Jordanian Dialect/colloquial Arabic

 Jordanian Arabic is a continuum of mutually intelligible varieties of Levantine Arabic spoken by the population of the Kingdom of Jordan. Jordanian Arabic varieties are Semitic, with lexical influences from English, Turkish and French. They are spoken by more than 6 million people, and understood throughout the Levant and, to various extents, in other Arabic-speaking regions. As in all Arab countries, language use in Jordan is characterized by diglossia; Modern Standard Arabic is the official language used in most written documents and the media, while daily conversation is conducted in the local colloquial varieties.

Aside from the various dialects, one must also deal with the differences in addressing males, females, and groups; plurals and verb conjugations are highly irregular and difficult to determine from their root letters; and there are several letters in the Arab alphabet that are difficult for an English speaker to pronounce.

Regional Jordanian Arabic varieties 
Although there is a common Jordanian dialect mutually understood by most Jordanians, the daily language spoken throughout the country varies significantly through regions. These variants impact altogether pronunciation, grammar, and vocabulary.
The Jordanian Arabic falls into five varieties:
Hybrid variety (Modern Jordanian): It is almost the current spoken language among all Jordanians. This variety was born after the designation of Amman as capital of the Jordanian kingdom early in the 20th century. It is the result of the merger of the language of populations who moved from northern Jordan, southern Jordan and later from Palestine. For this reason, it mixes features of the Arabic varieties spoken by these populations. The emergence of the language occurred under the strong influence of the Jordanian north dialect. As in many countries English is being used to substitute many technical words, even though these words have Arabic counterparts in modern standard Arabic.
Northern varieties: It is spoken in the area from Amman to Irbid in the far north. As in all sedentary areas, local variations are many. The pronunciation, exemplified by the audio file has /q/ pronounced [g] and /k/ mostly ([tʃ]).
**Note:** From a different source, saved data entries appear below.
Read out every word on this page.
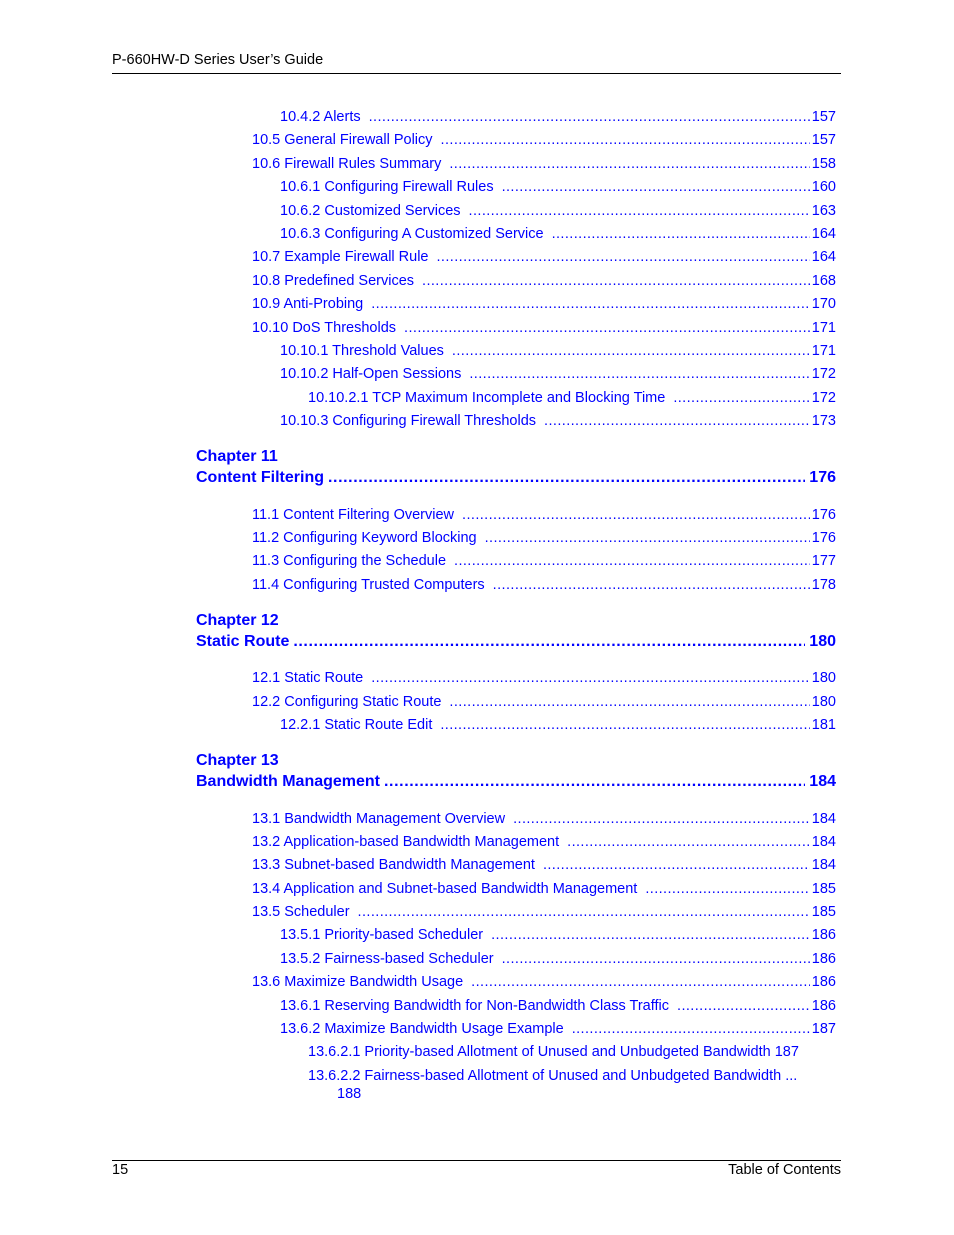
P-660HW-D Series User’s Guide
10.4.2 Alerts .....	157
10.5 General Firewall Policy .....	157
10.6 Firewall Rules Summary .....	158
10.6.1 Configuring Firewall Rules .....	160
10.6.2 Customized Services .....	163
10.6.3 Configuring A Customized Service .....	164
10.7 Example Firewall Rule .....	164
10.8 Predefined Services .....	168
10.9 Anti-Probing .....	170
10.10 DoS Thresholds .....	171
10.10.1 Threshold Values .....	171
10.10.2 Half-Open Sessions .....	172
10.10.2.1 TCP Maximum Incomplete and Blocking Time .....	172
10.10.3 Configuring Firewall Thresholds .....	173
Chapter 11
Content Filtering .....	176
11.1 Content Filtering Overview .....	176
11.2 Configuring Keyword Blocking .....	176
11.3 Configuring the Schedule .....	177
11.4 Configuring Trusted Computers .....	178
Chapter 12
Static Route .....	180
12.1 Static Route .....	180
12.2 Configuring Static Route .....	180
12.2.1 Static Route Edit .....	181
Chapter 13
Bandwidth Management .....	184
13.1 Bandwidth Management Overview .....	184
13.2 Application-based Bandwidth Management .....	184
13.3 Subnet-based Bandwidth Management .....	184
13.4 Application and Subnet-based Bandwidth Management .....	185
13.5 Scheduler .....	185
13.5.1 Priority-based Scheduler .....	186
13.5.2 Fairness-based Scheduler .....	186
13.6 Maximize Bandwidth Usage .....	186
13.6.1 Reserving Bandwidth for Non-Bandwidth Class Traffic .....	186
13.6.2 Maximize Bandwidth Usage Example .....	187
13.6.2.1 Priority-based Allotment of Unused and Unbudgeted Bandwidth 187
13.6.2.2 Fairness-based Allotment of Unused and Unbudgeted Bandwidth ...
188
15	Table of Contents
This dialect is part of the southern dialect of the Levantine Arabic language.
Southern/Moab: Spoken in the area south of Amman, in cities such as Al Karak, Tafilah, Ma'an, Shoubak and their countrysides, replete with city-to-city and village-to-village differences. In this dialect, the pronunciation of the final vowel (æ~a~ɐ) commonly written with tāʾ marbūtah (ة) is raised to [e]. For example, Maktaba (Fuṣḥa) becomes Maktabe (Moab), Maktabeh (North) and Mektaba (Bedawi). Named so after the antique Moab kingdom southern Jordan, this dialect belongs to the outer southern dialect of the Levantine Arabic language.
Bedouin: Is spoken by Bedouins mostly in the desert east of the Jordanian mountains and high plateau, and belongs to the Bedawi Arabic. This dialect is not widely used in other regions. It is often considered as truer to the Arabic language, but this is a subjective view that shows no linguistic evidence. Note that non-Bedouin is also spoken in some of the towns and villages in the Badia region east of Jordan's mountain heights plateau, such as Al-Azraq oasis.